I'm sorry you feel that way
When looking at apologies, it is often pointed out that a good apology has everything to do with owning up to mistakes and taking responsibility, with making clear you understand what happened. I think that’s true, and I may have something more detailed to add in the future. For many people, “I’m sorry for the offense caused” or similar turns of phrase do not meet that expectation, because they don’t focus on the initial actions, and imply that the fault is shared by the offended party.
However, that doesn’t mean they are never applicable. The (somewhat infuriating, but still very good) book “The Courage To Be Disliked” by Ichiro Kishimi and Fumitake Koga works heavily with the concept of “separation of tasks”, arguing that the basis for a healthy life is knowing what’s in your area of responsibility and what isn’t:
First, one should ask ‘whose task is this?’ Then do the separation of tasks. Calmly delineate up to what point one’s own tasks go, and from what point they become another person’s tasks. And do not intervene in other people’s tasks, or allow even a single person to intervene in one’s own tasks.
This concept is closely related to Stoicism and a bunch of other philosophical schools that seem good at granting a foundation of inner calm, and it has a lot going for it. People arguing in favour of these directions often tend to underestimate how and where these spheres of responsibility overlap, in my opinion, and the infuriating part of “The Courage To Be Disliked” is that this point is brought up, but argued so terribly that it is dismissed.¹
Regardless of the shortcomings, the concept of the separation of individual tasks is still very useful when looking at apologies. If I have acted in a way that I come to understand as wrong and harmful afterwards, I believe making amends is my responsibility. This can take a variety of forms, and an apology will often be part of it. And this apology should at the very least make clear what I understand as “wrong” and “harm” in this situation.

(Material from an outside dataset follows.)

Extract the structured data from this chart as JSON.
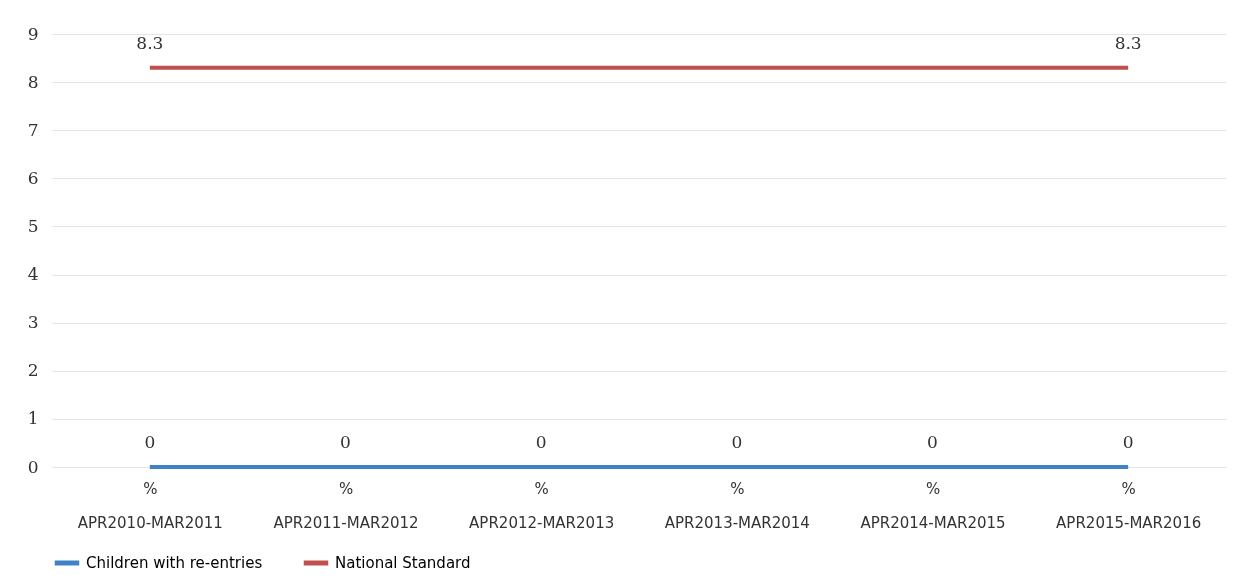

But the problem with “I’m sorry for the offense caused” is not that it is not an apology, it’s that it’s an apology that demonstrates that the underlying conflict is not resolved. If you expand it charitably, it says “I still think my actions were fundamentally justified, I just wish I could have taken them without coming into conflict with you.”²
This is not an apology that retracts an action wholeheartedly – it’s an apology for only an aspect of what happened. And I think that apologising for only some aspects is a good thing to normalise. If I force the polarisation of either going back on everything I did or not at all, the chances are higher that I’ll decide to be stubborn and defend the good aspects of my actions by refusing to apologise at all, escalating conflict without an acceptable escape.
Of course, “I’m sorry you feel offended” is the weakest of partial apologies, and is often used to weasel out of exploring the remaining conflict by pretending that it is a full apology, which sucks. But I think one mechanism at play is that there is no good model for partial/aspectual apologies, and apologies like that are much less likely to be accepted, and much more likely to be torn apart.
Intervening in other people’s tasks and taking on other people’s tasks turns one’s life into something heavy and full of hardship. If you are leading a life of worry and suffering—which stems from interpersonal relationships—first, learn the boundary of ‘from here on, that is not my task’. And discard other people’s tasks. That is the first step toward lightening the load and making life simpler.
¹ I’d love to see a reenactment of the dialogues in the book, only with competent participants.
² The problem with the slightly different “I’m sorry you feel offended” is that it makes the other party the active one, implying and attributing at least shared blame.